Results Lung involvement was investigated by imaging (X-Ray/HRCT) (100%), histopathology (15%) or bronchoscopy (25%). ANCA positivity was found in 94% (66% C-ANCA/anti-PR3, 34% p-ANCA/anti-MPO). Mean age at diagnosis, time between the first symptom and diagnosis and total follow-up time were 49±13 y (med 51), 4,8±5,8 mo (med 3) and 66,5±52 mo (med 47), respectively. 28 patients were smokers. Kidney was the most frequently involved organ (78%) with lung. Initial total and lung BVAS were 22±7 (4-38) (med 23) and 4,6±2,8, respectively. The frequency of BVAS items were as follows: Nodules/cavities 80%, infiltration 52%, alveolar haemorrhage 19%, respiratory failure 11%, pleural effusion 5%, endobronchial involvement 3%. Respiratory failure developed in 11% at presentation. Cumulative total and lung VDI scores were 3,4±2,2 (0-9) (med 3), 0.4±0.8 (0-4) (med 1) respectively. The frequency of VDI lung items were 21% for impaired lung function, 7% for pulmonary fibrosis, 5% for chronic breathlesness, 1% for pulmonary hypertension.AAV patients had 1 (24%), 2 (12%) or 4 (1%) items of VDI. VDI scores of lung items in AAV subgroups were shown in Table 1. One of four patients who suffered from respiratory failure died. Severe pulmonary infections (>1 SI in 33%) were detected in 44%. VDI was higher in patients who suffered from pulmonary infection but, statistically insignificant (4.1±0.4 vs 3±1.9, p>0.05). The patients with recurrent severe pulmonary infections had significantly high VDI scores when compared to the patients with only one infection(4.8±2.7 vs 3±1.9, p=0.02).

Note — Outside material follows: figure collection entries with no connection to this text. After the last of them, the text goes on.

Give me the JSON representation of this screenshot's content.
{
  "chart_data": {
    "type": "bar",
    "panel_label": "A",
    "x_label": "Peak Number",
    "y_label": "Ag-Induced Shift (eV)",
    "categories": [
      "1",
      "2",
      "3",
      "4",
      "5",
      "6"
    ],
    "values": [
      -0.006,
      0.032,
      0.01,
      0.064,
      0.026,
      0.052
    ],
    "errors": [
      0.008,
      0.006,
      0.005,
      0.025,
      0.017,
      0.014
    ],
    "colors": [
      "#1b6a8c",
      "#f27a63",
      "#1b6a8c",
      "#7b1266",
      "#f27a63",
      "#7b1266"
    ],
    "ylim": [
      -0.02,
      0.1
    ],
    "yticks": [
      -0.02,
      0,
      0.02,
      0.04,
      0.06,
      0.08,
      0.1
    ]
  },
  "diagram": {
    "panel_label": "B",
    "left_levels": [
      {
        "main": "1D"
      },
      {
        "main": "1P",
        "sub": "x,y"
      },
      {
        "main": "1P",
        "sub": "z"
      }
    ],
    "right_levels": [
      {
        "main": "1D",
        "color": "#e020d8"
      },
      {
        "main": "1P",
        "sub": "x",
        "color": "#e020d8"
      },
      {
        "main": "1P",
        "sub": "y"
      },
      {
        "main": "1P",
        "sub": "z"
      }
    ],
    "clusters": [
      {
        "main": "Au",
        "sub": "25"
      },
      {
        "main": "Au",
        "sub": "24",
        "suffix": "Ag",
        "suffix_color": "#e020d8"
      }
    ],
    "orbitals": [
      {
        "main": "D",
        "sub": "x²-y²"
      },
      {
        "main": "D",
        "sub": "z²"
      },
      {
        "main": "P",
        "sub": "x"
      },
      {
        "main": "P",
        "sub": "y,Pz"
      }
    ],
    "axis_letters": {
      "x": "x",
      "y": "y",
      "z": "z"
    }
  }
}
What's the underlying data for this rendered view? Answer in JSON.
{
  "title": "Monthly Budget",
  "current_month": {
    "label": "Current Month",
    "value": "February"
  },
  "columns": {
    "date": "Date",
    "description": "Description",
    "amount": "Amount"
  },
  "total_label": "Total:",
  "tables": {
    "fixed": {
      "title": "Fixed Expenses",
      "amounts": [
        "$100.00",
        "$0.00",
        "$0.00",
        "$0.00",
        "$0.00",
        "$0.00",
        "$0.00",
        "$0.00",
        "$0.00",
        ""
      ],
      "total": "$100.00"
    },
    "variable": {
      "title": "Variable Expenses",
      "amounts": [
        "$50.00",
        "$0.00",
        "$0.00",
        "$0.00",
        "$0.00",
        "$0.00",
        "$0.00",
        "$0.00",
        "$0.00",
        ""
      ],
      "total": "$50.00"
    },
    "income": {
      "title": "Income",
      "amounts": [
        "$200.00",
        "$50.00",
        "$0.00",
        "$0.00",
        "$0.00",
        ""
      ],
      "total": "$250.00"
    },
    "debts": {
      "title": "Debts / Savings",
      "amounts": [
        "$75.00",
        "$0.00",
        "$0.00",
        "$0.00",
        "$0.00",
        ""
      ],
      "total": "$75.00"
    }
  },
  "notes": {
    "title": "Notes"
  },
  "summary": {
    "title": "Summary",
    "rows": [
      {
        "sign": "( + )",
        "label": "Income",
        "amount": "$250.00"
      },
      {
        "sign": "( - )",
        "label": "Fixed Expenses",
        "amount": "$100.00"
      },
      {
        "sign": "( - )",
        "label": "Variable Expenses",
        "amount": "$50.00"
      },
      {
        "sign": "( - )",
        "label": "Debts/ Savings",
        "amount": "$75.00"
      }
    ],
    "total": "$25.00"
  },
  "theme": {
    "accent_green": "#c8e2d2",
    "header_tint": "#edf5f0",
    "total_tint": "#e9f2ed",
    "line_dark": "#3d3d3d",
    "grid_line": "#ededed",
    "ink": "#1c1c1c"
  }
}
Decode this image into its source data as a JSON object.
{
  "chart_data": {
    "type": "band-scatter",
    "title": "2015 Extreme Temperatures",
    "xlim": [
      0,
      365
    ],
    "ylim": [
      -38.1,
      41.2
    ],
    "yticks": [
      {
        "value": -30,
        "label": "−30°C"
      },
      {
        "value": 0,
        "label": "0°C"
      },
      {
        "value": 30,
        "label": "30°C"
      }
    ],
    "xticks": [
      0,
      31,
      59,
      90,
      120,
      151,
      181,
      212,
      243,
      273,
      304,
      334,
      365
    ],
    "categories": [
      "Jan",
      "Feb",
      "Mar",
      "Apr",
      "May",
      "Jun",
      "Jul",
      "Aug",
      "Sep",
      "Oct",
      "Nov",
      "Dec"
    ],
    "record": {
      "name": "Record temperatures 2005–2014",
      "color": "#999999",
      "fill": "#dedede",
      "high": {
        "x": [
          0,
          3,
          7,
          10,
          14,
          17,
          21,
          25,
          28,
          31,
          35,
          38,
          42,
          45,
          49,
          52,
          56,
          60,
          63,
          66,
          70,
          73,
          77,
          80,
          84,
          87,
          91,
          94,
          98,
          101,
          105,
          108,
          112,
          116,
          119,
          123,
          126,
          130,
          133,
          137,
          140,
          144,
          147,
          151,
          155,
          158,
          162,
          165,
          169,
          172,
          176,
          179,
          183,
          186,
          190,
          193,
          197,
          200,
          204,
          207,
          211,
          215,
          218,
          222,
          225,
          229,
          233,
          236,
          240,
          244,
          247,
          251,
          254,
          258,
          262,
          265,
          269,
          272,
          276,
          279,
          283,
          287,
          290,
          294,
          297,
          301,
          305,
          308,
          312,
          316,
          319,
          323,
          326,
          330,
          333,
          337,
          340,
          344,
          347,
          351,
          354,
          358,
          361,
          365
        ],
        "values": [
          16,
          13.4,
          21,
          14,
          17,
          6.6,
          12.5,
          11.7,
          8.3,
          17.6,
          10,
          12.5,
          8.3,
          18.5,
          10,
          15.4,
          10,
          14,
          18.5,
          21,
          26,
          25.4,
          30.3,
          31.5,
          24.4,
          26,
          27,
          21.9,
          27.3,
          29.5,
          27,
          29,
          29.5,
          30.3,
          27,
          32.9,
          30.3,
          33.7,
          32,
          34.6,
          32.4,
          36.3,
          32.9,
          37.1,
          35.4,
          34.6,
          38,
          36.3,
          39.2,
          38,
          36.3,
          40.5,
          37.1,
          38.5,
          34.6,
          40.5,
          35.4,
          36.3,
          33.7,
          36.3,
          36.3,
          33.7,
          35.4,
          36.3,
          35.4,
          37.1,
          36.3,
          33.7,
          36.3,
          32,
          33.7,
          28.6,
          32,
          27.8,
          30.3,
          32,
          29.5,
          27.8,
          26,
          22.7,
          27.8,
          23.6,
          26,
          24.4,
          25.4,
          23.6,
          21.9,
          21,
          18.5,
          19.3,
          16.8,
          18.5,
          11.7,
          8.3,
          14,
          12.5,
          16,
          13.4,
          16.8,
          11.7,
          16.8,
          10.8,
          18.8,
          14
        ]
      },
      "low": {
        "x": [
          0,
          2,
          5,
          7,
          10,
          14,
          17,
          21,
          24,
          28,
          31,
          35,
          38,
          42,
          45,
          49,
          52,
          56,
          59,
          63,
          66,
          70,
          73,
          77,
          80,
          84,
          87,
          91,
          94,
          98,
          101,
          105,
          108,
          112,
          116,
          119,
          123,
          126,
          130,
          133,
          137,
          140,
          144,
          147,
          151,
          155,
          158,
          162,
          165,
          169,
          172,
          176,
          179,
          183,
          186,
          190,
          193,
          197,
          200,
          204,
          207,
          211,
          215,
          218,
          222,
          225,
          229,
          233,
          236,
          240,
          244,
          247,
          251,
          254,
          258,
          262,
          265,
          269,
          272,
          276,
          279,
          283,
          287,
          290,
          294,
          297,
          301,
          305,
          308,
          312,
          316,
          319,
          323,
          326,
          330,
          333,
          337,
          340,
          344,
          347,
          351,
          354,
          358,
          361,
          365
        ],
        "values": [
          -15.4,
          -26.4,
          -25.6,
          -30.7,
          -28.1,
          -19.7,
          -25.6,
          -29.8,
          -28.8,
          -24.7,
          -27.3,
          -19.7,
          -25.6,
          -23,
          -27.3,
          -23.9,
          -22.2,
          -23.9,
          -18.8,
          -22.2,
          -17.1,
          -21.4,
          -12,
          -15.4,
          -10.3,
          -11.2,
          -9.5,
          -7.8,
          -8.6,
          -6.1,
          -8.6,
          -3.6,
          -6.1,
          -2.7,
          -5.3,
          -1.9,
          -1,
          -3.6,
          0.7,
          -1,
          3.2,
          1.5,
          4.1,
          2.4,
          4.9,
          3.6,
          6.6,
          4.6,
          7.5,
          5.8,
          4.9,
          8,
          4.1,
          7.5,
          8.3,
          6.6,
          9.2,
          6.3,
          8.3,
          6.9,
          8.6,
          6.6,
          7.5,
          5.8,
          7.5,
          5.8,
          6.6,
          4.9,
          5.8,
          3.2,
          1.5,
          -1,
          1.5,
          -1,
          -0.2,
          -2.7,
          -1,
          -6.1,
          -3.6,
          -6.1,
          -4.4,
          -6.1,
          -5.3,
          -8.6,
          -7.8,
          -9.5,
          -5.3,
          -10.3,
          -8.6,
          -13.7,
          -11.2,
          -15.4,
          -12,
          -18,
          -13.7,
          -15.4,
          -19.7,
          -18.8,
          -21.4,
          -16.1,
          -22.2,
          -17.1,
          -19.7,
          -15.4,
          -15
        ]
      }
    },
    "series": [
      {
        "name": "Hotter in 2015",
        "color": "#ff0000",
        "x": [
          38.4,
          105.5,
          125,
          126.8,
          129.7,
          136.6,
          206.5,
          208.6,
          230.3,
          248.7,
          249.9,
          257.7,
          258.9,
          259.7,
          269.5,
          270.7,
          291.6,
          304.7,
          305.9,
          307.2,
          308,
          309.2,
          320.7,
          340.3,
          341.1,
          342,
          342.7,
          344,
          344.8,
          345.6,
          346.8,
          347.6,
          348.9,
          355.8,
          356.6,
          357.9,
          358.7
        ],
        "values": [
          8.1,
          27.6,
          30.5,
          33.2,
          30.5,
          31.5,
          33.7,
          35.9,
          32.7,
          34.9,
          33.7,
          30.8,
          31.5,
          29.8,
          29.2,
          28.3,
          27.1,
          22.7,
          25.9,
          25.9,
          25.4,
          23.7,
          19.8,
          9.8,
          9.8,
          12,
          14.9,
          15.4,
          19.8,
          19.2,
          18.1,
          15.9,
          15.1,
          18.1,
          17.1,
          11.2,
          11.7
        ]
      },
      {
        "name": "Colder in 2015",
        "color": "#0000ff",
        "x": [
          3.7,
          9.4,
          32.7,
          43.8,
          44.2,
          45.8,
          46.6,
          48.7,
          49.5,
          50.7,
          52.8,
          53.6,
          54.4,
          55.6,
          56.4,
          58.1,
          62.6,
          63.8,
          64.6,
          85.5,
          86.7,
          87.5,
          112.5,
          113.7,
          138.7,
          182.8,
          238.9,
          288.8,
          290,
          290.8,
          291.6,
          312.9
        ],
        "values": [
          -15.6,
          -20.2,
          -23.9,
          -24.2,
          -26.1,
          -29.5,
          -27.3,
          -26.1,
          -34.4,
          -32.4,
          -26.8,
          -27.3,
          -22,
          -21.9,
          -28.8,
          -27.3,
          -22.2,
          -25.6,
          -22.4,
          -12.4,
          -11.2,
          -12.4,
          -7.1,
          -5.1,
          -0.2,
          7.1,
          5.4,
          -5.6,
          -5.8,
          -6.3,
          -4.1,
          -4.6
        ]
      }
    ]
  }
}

No significant correlation was found between BVAS and VDI scores.

Table 1.

VDI scores of lung items in AAV subgroups

Conclusions VDI is a useful tool to demonstrate lung damage in AAV.Lung damage has been demonstrated in almost 40% of AAV patients. Recurrent pulmonary infections seem to be an important contributor to the lung damage in AAV.